1991年のドイツのクロアチアとスロベニアの時期尚早な独立承認は、ユーゴスラビアの崩壊を加速し、破壊的なバルカン戦争を助長し、ユーロ圏危機の際の緊縮財政の主張は、ヨーロッパの回復を遅らせ、ヨーロッパのポピュリズムの出現に貢献しました。

 

しかし、全体として、ロシア、中国、米国、およびそのヨーロッパの近隣諸国と良好な関係を維持するドイツの能力は注目に値します。

ドイツはNATOやEUなどの機関に関与する事で、大国の争いに巻き込まれるのを巧みに避けてきました。

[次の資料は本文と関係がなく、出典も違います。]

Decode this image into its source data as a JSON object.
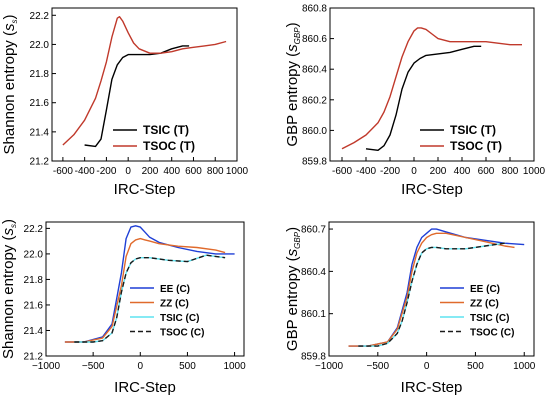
{
  "chart_data": [
    {
      "type": "line",
      "panel": "top-left",
      "xlabel": "IRC-Step",
      "ylabel": "Shannon entropy",
      "ylabel_symbol": "s",
      "ylabel_sub": "s",
      "xlim": [
        -700,
        1000
      ],
      "ylim": [
        21.2,
        22.25
      ],
      "xticks": [
        "-600",
        "-400",
        "-200",
        "0",
        "200",
        "400",
        "600",
        "800",
        "1000"
      ],
      "xtick_values": [
        -600,
        -400,
        -200,
        0,
        200,
        400,
        600,
        800,
        1000
      ],
      "yticks": [
        "21.2",
        "21.4",
        "21.6",
        "21.8",
        "22.0",
        "22.2"
      ],
      "ytick_values": [
        21.2,
        21.4,
        21.6,
        21.8,
        22.0,
        22.2
      ],
      "legend_position": "bottom-right",
      "series": [
        {
          "name": "TSIC (T)",
          "color": "#000000",
          "dash": "",
          "x": [
            -400,
            -300,
            -250,
            -200,
            -150,
            -100,
            -50,
            0,
            50,
            100,
            200,
            300,
            400,
            500,
            560
          ],
          "y": [
            21.31,
            21.3,
            21.35,
            21.55,
            21.76,
            21.86,
            21.91,
            21.93,
            21.93,
            21.93,
            21.93,
            21.94,
            21.97,
            21.99,
            21.99
          ]
        },
        {
          "name": "TSOC (T)",
          "color": "#c0392b",
          "dash": "",
          "x": [
            -600,
            -500,
            -400,
            -300,
            -250,
            -200,
            -150,
            -100,
            -80,
            -50,
            0,
            50,
            100,
            200,
            300,
            400,
            500,
            600,
            700,
            800,
            900
          ],
          "y": [
            21.31,
            21.38,
            21.48,
            21.63,
            21.75,
            21.88,
            22.05,
            22.18,
            22.19,
            22.16,
            22.08,
            22.01,
            21.97,
            21.94,
            21.94,
            21.95,
            21.97,
            21.98,
            21.99,
            22.0,
            22.02
          ]
        }
      ]
    },
    {
      "type": "line",
      "panel": "top-right",
      "xlabel": "IRC-Step",
      "ylabel": "GBP entropy",
      "ylabel_symbol": "s",
      "ylabel_sub": "GBP",
      "xlim": [
        -700,
        1000
      ],
      "ylim": [
        859.8,
        860.8
      ],
      "xticks": [
        "-600",
        "-400",
        "-200",
        "0",
        "200",
        "400",
        "600",
        "800",
        "1000"
      ],
      "xtick_values": [
        -600,
        -400,
        -200,
        0,
        200,
        400,
        600,
        800,
        1000
      ],
      "yticks": [
        "859.8",
        "860.0",
        "860.2",
        "860.4",
        "860.6",
        "860.8"
      ],
      "ytick_values": [
        859.8,
        860.0,
        860.2,
        860.4,
        860.6,
        860.8
      ],
      "legend_position": "bottom-right",
      "series": [
        {
          "name": "TSIC (T)",
          "color": "#000000",
          "dash": "",
          "x": [
            -400,
            -300,
            -250,
            -200,
            -150,
            -100,
            -50,
            0,
            50,
            100,
            200,
            300,
            400,
            500,
            560
          ],
          "y": [
            859.88,
            859.87,
            859.9,
            859.97,
            860.1,
            860.27,
            860.38,
            860.44,
            860.47,
            860.49,
            860.5,
            860.51,
            860.53,
            860.55,
            860.55
          ]
        },
        {
          "name": "TSOC (T)",
          "color": "#c0392b",
          "dash": "",
          "x": [
            -600,
            -500,
            -400,
            -300,
            -250,
            -200,
            -150,
            -100,
            -50,
            0,
            30,
            60,
            100,
            150,
            200,
            300,
            400,
            500,
            600,
            700,
            800,
            900
          ],
          "y": [
            859.88,
            859.92,
            859.97,
            860.05,
            860.12,
            860.22,
            860.35,
            860.48,
            860.58,
            860.65,
            860.67,
            860.67,
            860.66,
            860.63,
            860.6,
            860.58,
            860.58,
            860.58,
            860.58,
            860.57,
            860.56,
            860.56
          ]
        }
      ]
    },
    {
      "type": "line",
      "panel": "bottom-left",
      "xlabel": "IRC-Step",
      "ylabel": "Shannon entropy",
      "ylabel_symbol": "s",
      "ylabel_sub": "s",
      "xlim": [
        -1000,
        1100
      ],
      "ylim": [
        21.2,
        22.25
      ],
      "xticks": [
        "−1000",
        "−500",
        "0",
        "500",
        "1000"
      ],
      "xtick_values": [
        -1000,
        -500,
        0,
        500,
        1000
      ],
      "yticks": [
        "21.2",
        "21.4",
        "21.6",
        "21.8",
        "22.0",
        "22.2"
      ],
      "ytick_values": [
        21.2,
        21.4,
        21.6,
        21.8,
        22.0,
        22.2
      ],
      "legend_position": "bottom-right",
      "series": [
        {
          "name": "EE (C)",
          "color": "#1f3fd6",
          "dash": "",
          "x": [
            -800,
            -600,
            -400,
            -300,
            -200,
            -150,
            -100,
            -50,
            0,
            50,
            100,
            200,
            400,
            600,
            800,
            1000
          ],
          "y": [
            21.31,
            21.31,
            21.35,
            21.45,
            21.85,
            22.12,
            22.21,
            22.22,
            22.21,
            22.17,
            22.13,
            22.09,
            22.05,
            22.02,
            22.0,
            22.0
          ]
        },
        {
          "name": "ZZ (C)",
          "color": "#e06a2c",
          "dash": "",
          "x": [
            -800,
            -600,
            -400,
            -300,
            -200,
            -150,
            -100,
            -50,
            0,
            50,
            100,
            200,
            400,
            600,
            800,
            900
          ],
          "y": [
            21.31,
            21.31,
            21.34,
            21.43,
            21.75,
            21.98,
            22.08,
            22.11,
            22.12,
            22.11,
            22.1,
            22.08,
            22.06,
            22.05,
            22.03,
            22.01
          ]
        },
        {
          "name": "TSIC (C)",
          "color": "#5fe3f0",
          "dash": "",
          "x": [
            -700,
            -500,
            -400,
            -300,
            -250,
            -200,
            -150,
            -100,
            -50,
            0,
            50,
            100,
            200,
            300,
            500,
            700,
            900
          ],
          "y": [
            21.31,
            21.31,
            21.32,
            21.38,
            21.5,
            21.7,
            21.85,
            21.93,
            21.96,
            21.97,
            21.97,
            21.97,
            21.96,
            21.95,
            21.94,
            21.99,
            21.97
          ]
        },
        {
          "name": "TSOC (C)",
          "color": "#1a1a1a",
          "dash": "5,3",
          "x": [
            -700,
            -500,
            -400,
            -300,
            -250,
            -200,
            -150,
            -100,
            -50,
            0,
            50,
            100,
            200,
            300,
            500,
            700,
            900
          ],
          "y": [
            21.31,
            21.31,
            21.32,
            21.38,
            21.5,
            21.7,
            21.85,
            21.93,
            21.96,
            21.97,
            21.97,
            21.97,
            21.96,
            21.95,
            21.94,
            21.99,
            21.97
          ]
        }
      ]
    },
    {
      "type": "line",
      "panel": "bottom-right",
      "xlabel": "IRC-Step",
      "ylabel": "GBP entropy",
      "ylabel_symbol": "s",
      "ylabel_sub": "GBP",
      "xlim": [
        -1000,
        1100
      ],
      "ylim": [
        859.8,
        860.75
      ],
      "xticks": [
        "−1000",
        "−500",
        "0",
        "500",
        "1000"
      ],
      "xtick_values": [
        -1000,
        -500,
        0,
        500,
        1000
      ],
      "yticks": [
        "859.8",
        "860.1",
        "860.4",
        "860.7"
      ],
      "ytick_values": [
        859.8,
        860.1,
        860.4,
        860.7
      ],
      "legend_position": "bottom-right",
      "series": [
        {
          "name": "EE (C)",
          "color": "#1f3fd6",
          "dash": "",
          "x": [
            -800,
            -600,
            -400,
            -300,
            -200,
            -150,
            -100,
            -50,
            0,
            50,
            100,
            200,
            400,
            600,
            800,
            1000
          ],
          "y": [
            859.87,
            859.87,
            859.9,
            860.0,
            860.25,
            860.45,
            860.57,
            860.64,
            860.67,
            860.7,
            860.7,
            860.68,
            860.64,
            860.62,
            860.6,
            860.59
          ]
        },
        {
          "name": "ZZ (C)",
          "color": "#e06a2c",
          "dash": "",
          "x": [
            -800,
            -600,
            -400,
            -300,
            -200,
            -150,
            -100,
            -50,
            0,
            50,
            100,
            200,
            400,
            600,
            800,
            900
          ],
          "y": [
            859.87,
            859.87,
            859.9,
            859.99,
            860.22,
            860.4,
            860.53,
            860.6,
            860.64,
            860.66,
            860.67,
            860.67,
            860.64,
            860.61,
            860.58,
            860.57
          ]
        },
        {
          "name": "TSIC (C)",
          "color": "#5fe3f0",
          "dash": "",
          "x": [
            -700,
            -500,
            -400,
            -300,
            -250,
            -200,
            -150,
            -100,
            -50,
            0,
            50,
            100,
            200,
            400,
            600,
            800
          ],
          "y": [
            859.87,
            859.87,
            859.89,
            859.96,
            860.05,
            860.18,
            860.33,
            860.45,
            860.53,
            860.56,
            860.57,
            860.57,
            860.56,
            860.56,
            860.58,
            860.6
          ]
        },
        {
          "name": "TSOC (C)",
          "color": "#1a1a1a",
          "dash": "5,3",
          "x": [
            -700,
            -500,
            -400,
            -300,
            -250,
            -200,
            -150,
            -100,
            -50,
            0,
            50,
            100,
            200,
            400,
            600,
            800
          ],
          "y": [
            859.87,
            859.87,
            859.89,
            859.96,
            860.05,
            860.18,
            860.33,
            860.45,
            860.53,
            860.56,
            860.57,
            860.57,
            860.56,
            860.56,
            860.58,
            860.6
          ]
        }
      ]
    }
  ]
}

ドイツ政府はまた、北京とモスクワとのホットラインを開いたままにし、対立するイデオロギーに基づくゼロサム競争として現代の世界政治を扱う努力に抵抗しました。

 

それでも、ドイツのこれまでの成功は持続可能ではないかもしれません。

米中関係がより競争的になり、中露関係が深まり続けるにつれて、ドイツが三大国と良好な関係を維持することはより困難になるでしょう。

そのような状況では、ベルリンはどちらか一方を選ばなければなりません。

ドイツが教えてくれる事

米中露の三大国とうまくやっていく事は大変難しい事ですが、今後の世界情勢を考えると極めて重要なタスクです。

ドイツがこの仕事をうまくやっていけているのは何故でしょうか。

筆者は二つの重要な要素があると思います。

一つはドイツはうまくEUというものを使っていると思われます。

おそらく意識してやっていると思いますが、ドイツは常にEUという隠れ蓑を使って政策を打ち出しています。

ドイツだけなら米国も中国も押さえつける事が可能ですが、EU27国の総意となれば、重みが変わってきます。

先日署名された中国とEUの投資協定(批准はされていない)もドイツが単独で結べば、米国の猛烈な反発を受けたと思いますが、EUが署名するとなると、米国も批判の矛先を定めにくくなります。

二つ目はドイツの東半分(旧東独)は元社会主義国であったという事です。

ほんの30年ほど前はベルリンの壁の向こう側の住民だった人々にとって、ロシアや中国というのは身近な存在なのだと思います。

少なくとも英米のシステムに諸手を挙げて賛成する人々ばかりではないのでしょう。

中露とうまくやっていける理由がここにあります。

 

我が国にはドイツと似た処が多く存在します。

両国とも経済大国であり、米国と安全保障条約を締結しています。

一方、経済的には中国との関係が深い点も似ています。

ロシアは日本にとっても隣国です。

ドイツの現在のやり方は、故吉田茂首相が唱えた軽武装経済重視政策に近いものが感じられます。

3大国と今後対峙する上で、ドイツのやり方は参考になります。

 

最後まで読んで頂き、有り難うございました。